“Cioccolato svizzero e altri tradimenti” sono brevi racconti di tre diverse esperienze avute dall’autore, Bruno Tillus, quando era un giovane borsista universitario in Italia negli anni ’90, che Piera Mattei della casa editrice “Gattomerlino” ha trasformato in libro, i cui episodi - “visionari”, come poi vedremo - si svolgono tra Roma, Camerino e Friburg in Svizzera, paese d’origine di Bruno Tillus.
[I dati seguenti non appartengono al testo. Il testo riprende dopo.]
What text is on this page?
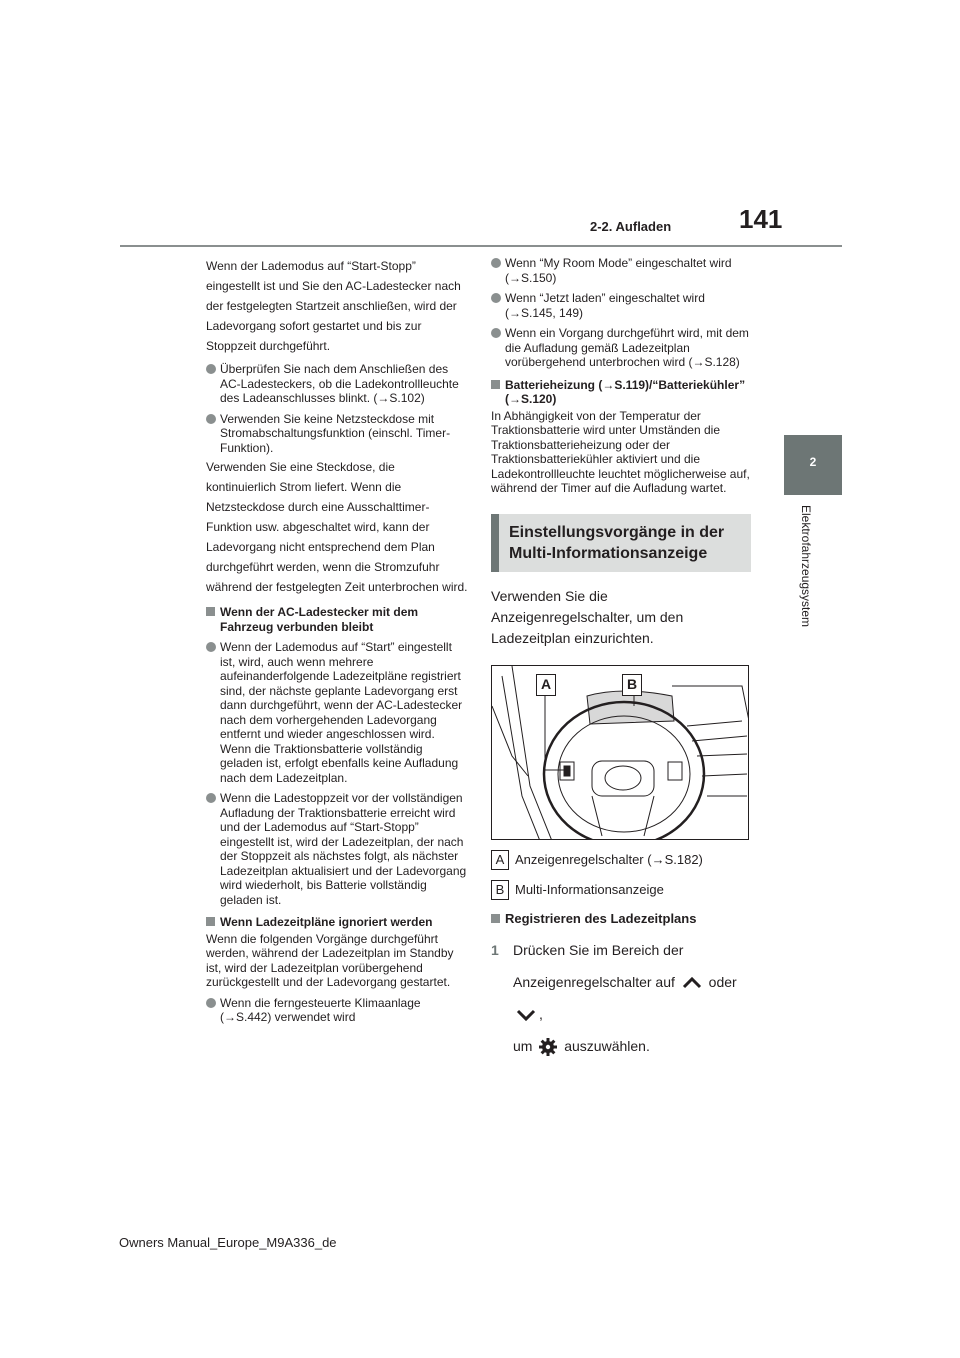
2-2. Aufladen	141
2
Elektrofahrzeugsystem
Wenn der Lademodus auf “Start-Stopp” eingestellt ist und Sie den AC-Ladestecker nach der festgelegten Startzeit anschließen, wird der Ladevorgang sofort gestartet und bis zur Stoppzeit durchgeführt.
Überprüfen Sie nach dem Anschließen des AC-Ladesteckers, ob die Ladekontrollleuchte des Ladeanschlusses blinkt. (→S.102)
Verwenden Sie keine Netzsteckdose mit Stromabschaltungsfunktion (einschl. Timer-Funktion).
Verwenden Sie eine Steckdose, die kontinuierlich Strom liefert. Wenn die Netzsteckdose durch eine Ausschalttimer-Funktion usw. abgeschaltet wird, kann der Ladevorgang nicht entsprechend dem Plan durchgeführt werden, wenn die Stromzufuhr während der festgelegten Zeit unterbrochen wird.
Wenn der AC-Ladestecker mit dem Fahrzeug verbunden bleibt
Wenn der Lademodus auf “Start” eingestellt ist, wird, auch wenn mehrere aufeinanderfolgende Ladezeitpläne registriert sind, der nächste geplante Ladevorgang erst dann durchgeführt, wenn der AC-Ladestecker nach dem vorhergehenden Ladevorgang entfernt und wieder angeschlossen wird. Wenn die Traktionsbatterie vollständig geladen ist, erfolgt ebenfalls keine Aufladung nach dem Ladezeitplan.
Wenn die Ladestoppzeit vor der vollständigen Aufladung der Traktionsbatterie erreicht wird und der Lademodus auf “Start-Stopp” eingestellt ist, wird der Ladezeitplan, der nach der Stoppzeit als nächstes folgt, als nächster Ladezeitplan aktualisiert und der Ladevorgang wird wiederholt, bis Batterie vollständig geladen ist.
Wenn Ladezeitpläne ignoriert werden
Wenn die folgenden Vorgänge durchgeführt werden, während der Ladezeitplan im Standby ist, wird der Ladezeitplan vorübergehend zurückgestellt und der Ladevorgang gestartet.
Wenn die ferngesteuerte Klimaanlage (→S.442) verwendet wird
Wenn “My Room Mode” eingeschaltet wird (→S.150)
Wenn “Jetzt laden” eingeschaltet wird (→S.145, 149)
Wenn ein Vorgang durchgeführt wird, mit dem die Aufladung gemäß Ladezeitplan vorübergehend unterbrochen wird (→S.128)
Batterieheizung (→S.119)/“Batteriekühler” (→S.120)
In Abhängigkeit von der Temperatur der Traktionsbatterie wird unter Umständen die Traktionsbatterieheizung oder der Traktionsbatteriekühler aktiviert und die Ladekontrollleuchte leuchtet möglicherweise auf, während der Timer auf die Aufladung wartet.
Einstellungsvorgänge in der Multi-Informationsanzeige
Verwenden Sie die Anzeigenregelschalter, um den Ladezeitplan einzurichten.
A	B
A Anzeigenregelschalter (→S.182)
B Multi-Informationsanzeige
Registrieren des Ladezeitplans
1 Drücken Sie im Bereich der Anzeigenregelschalter auf oder ,
um auszuwählen.
Owners Manual_Europe_M9A336_de
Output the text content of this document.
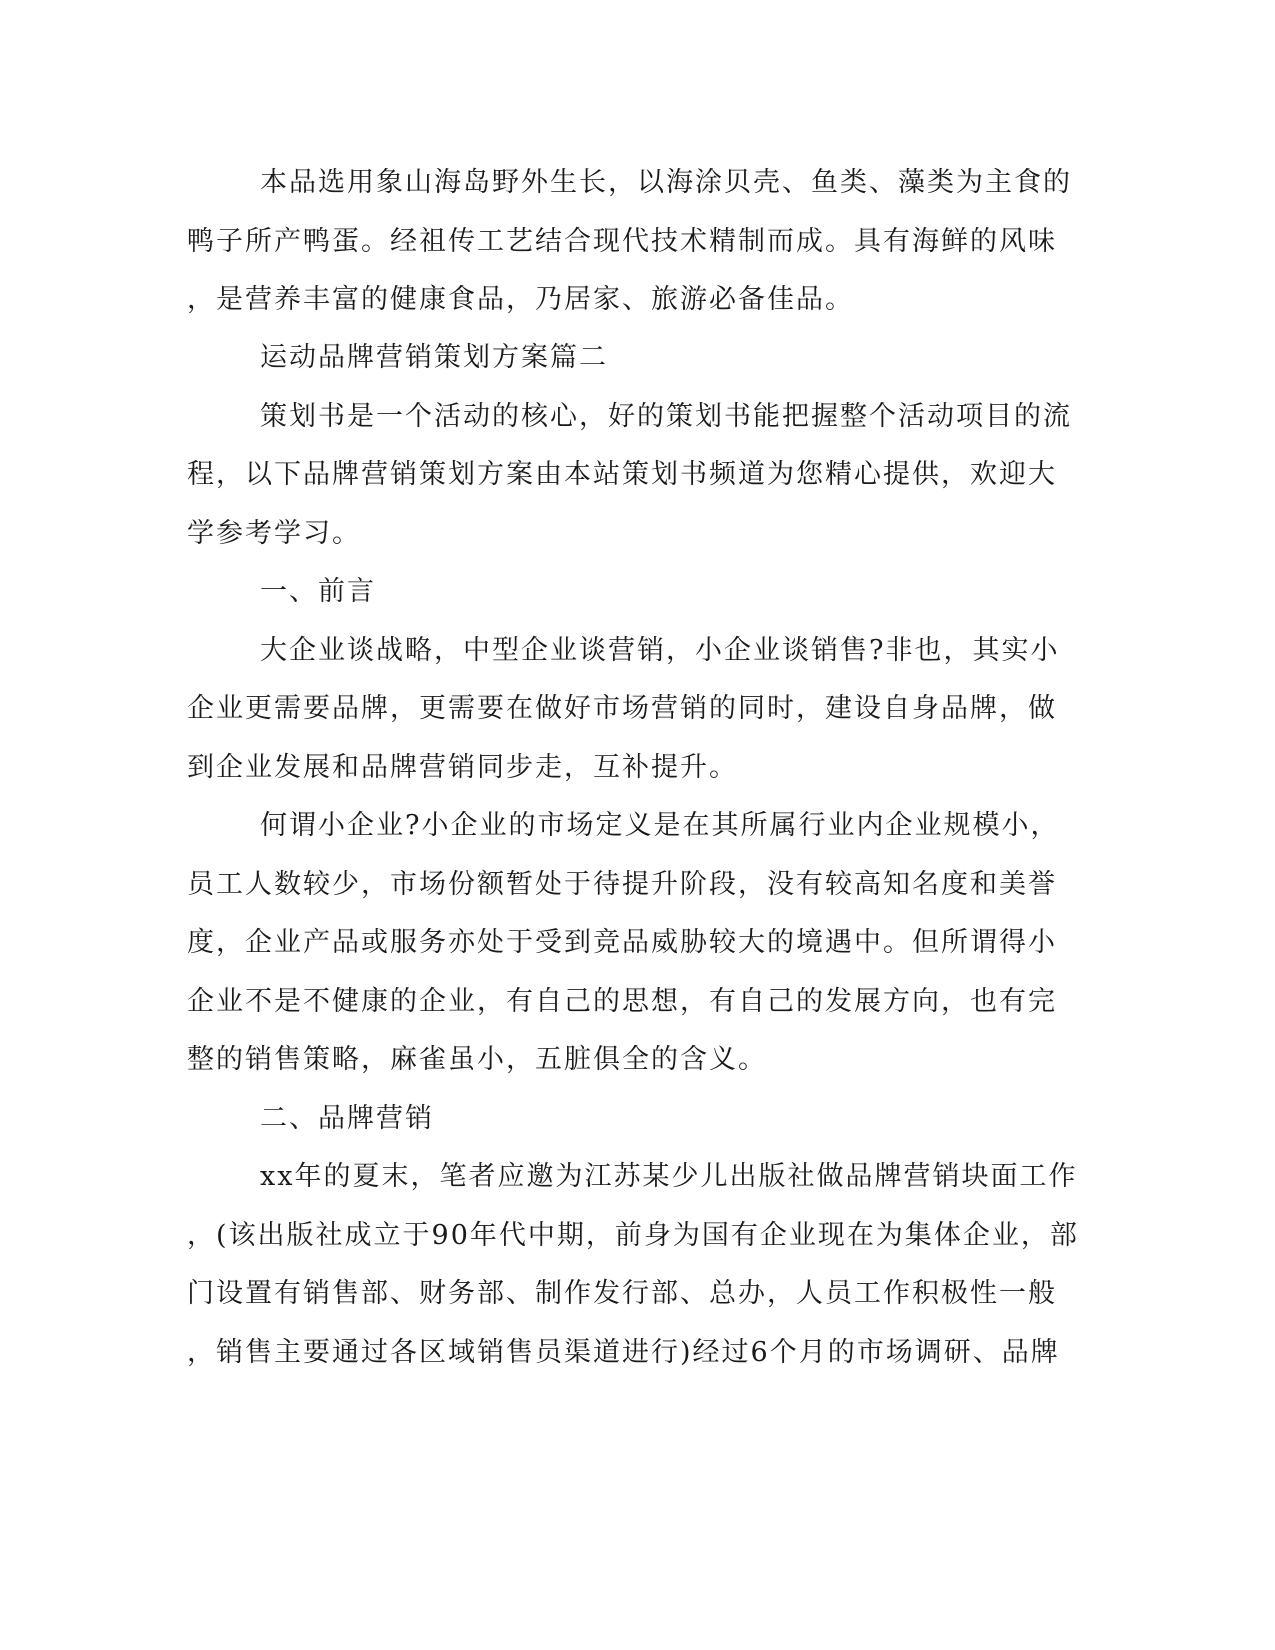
本品选用象山海岛野外生长，以海涂贝壳、鱼类、藻类为主食的
鸭子所产鸭蛋。经祖传工艺结合现代技术精制而成。具有海鲜的风味
，是营养丰富的健康食品，乃居家、旅游必备佳品。
运动品牌营销策划方案篇二
策划书是一个活动的核心，好的策划书能把握整个活动项目的流
程，以下品牌营销策划方案由本站策划书频道为您精心提供，欢迎大
学参考学习。
一、前言
大企业谈战略，中型企业谈营销，小企业谈销售?非也，其实小
企业更需要品牌，更需要在做好市场营销的同时，建设自身品牌，做
到企业发展和品牌营销同步走，互补提升。
何谓小企业?小企业的市场定义是在其所属行业内企业规模小，
员工人数较少，市场份额暂处于待提升阶段，没有较高知名度和美誉
度，企业产品或服务亦处于受到竞品威胁较大的境遇中。但所谓得小
企业不是不健康的企业，有自己的思想，有自己的发展方向，也有完
整的销售策略，麻雀虽小，五脏俱全的含义。
二、品牌营销
xx年的夏末，笔者应邀为江苏某少儿出版社做品牌营销块面工作
，(该出版社成立于90年代中期，前身为国有企业现在为集体企业，部
门设置有销售部、财务部、制作发行部、总办，人员工作积极性一般
，销售主要通过各区域销售员渠道进行)经过6个月的市场调研、品牌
La premessa scritta da Piera Mattei è anche l’introduzione necessaria a dare alla lettura il significato che in altro modo tenderebbe a sfuggire. In poche parole la sua presentazione, compresa la biografia dell’autore, è di fondamentale importanza per capire “Cioccolato svizzero e altri tradimenti”, di cui altrimenti si rischierebbe di perderne il senso.
Sono racconti che lasciano trasparire la particolare attenzione che ha uno straniero nei confronti dell’Italia, che alle volte si rivela in una sottile ironia suscitata dagli aspetti scenografici e forse anche grotteschi di un paese alquanto provinciale; ma state tranquilli, essi non hanno pretese sociologiche come ci si potrebbe aspettare.
Il libro snocciola una serie di avvenimenti come analisi di scenari, che offrono un’atmosfera di relazioni umane controverse, meditate da uno strano quanto silenzioso personaggio, che scruta l’uomo nelle sue peculiari contraddizioni, i tradimenti per l’appunto. “Cioccolato svizzero e altri tradimenti” sembra scritto da un gatto sornione, che se la spassa a descrivere la quotidianità valutando le situazioni curiose degli umani, con un saggio distacco tipico del felino, cui sono affezionati sia l’autore sia la casa editrice che ne porta il nome.
La scrittura è agevole e rende la lettura sciolta e piacevole, forse la stessa piacevolezza che si ha nel palato proprio gustando il cioccolato: sapori anni ’90, ma che non sanno di vecchio, anzi stimolano acute considerazioni.
Fa sorridere pensare a uno svizzero che giura di fronte alla statua di Marco Aurelio libertà esistenziali e proponimenti letterari. Questo e altri episodi sono un po’ la chiave di lettura; sono tutti aspetti insoliti ma non incredibili, forse sono solo momenti che la quotidianità con il suo ritmo frenetico nasconde ai nostri occhi in pieghe difficili da scorgere, ma che acutamente sono avvertite dalla sensibilità dell’autore come la vera vita che ognuno di noi vive ma senza farci tanto caso.
Bruno Tillus è un personaggio solitario, un poco naif, una meteora caduta a Roma così come poteva cadere in qualsiasi altro posto della Terra, un bel ragazzo intelligente e colto che si perde nelle pulsioni della vita e che forse vi perde anche la sua; Piera Mattei, che lo ha pubblicato, dopo averlo conosciuto non ha più saputo che fine abbia fatto, per cui potremmo dire che tra gli intenti del libro ci sia il ricordare uno fra i tanti missing che ci è capitato di conoscere nella nostra vita.
L’autore è un personaggio strano, che nel suo vagabondare per il mondo, invece di raccontarti delle storie epiche che caratterizzano le città e i luoghi, ti sollecita a cogliere tanti particolari, ma che allo stesso tempo si nasconde agli altri, ai suoi amici e a quelli che gli hanno voluto bene. Così diventa un’ombra che ti accompagna pagina dopo pagina. In un certo senso la spiegazione del libro è fuori del libro e questo è il suo fascino: penso che se non si considerasse questo aspetto, sembrerebbe un racconto come tanti altri. Invece si crea una sospensione costante come in un giallo, dove le tappe del racconto sono come delle finestre che misteriosamente si aprono in successione.
La lettura, nonostante la piacevolezza degli episodi, lascia un senso di tristezza, un retrogusto malinconico dato anche dal fatto che non si sa che fine abbia fatto l’autore.
Proprio la costante percezione rarefatta di questo fantasma è il connotato che aggiunge al testo uno spessore di poesia che ha uno squisito sapore dolce amaro tutto da gustare.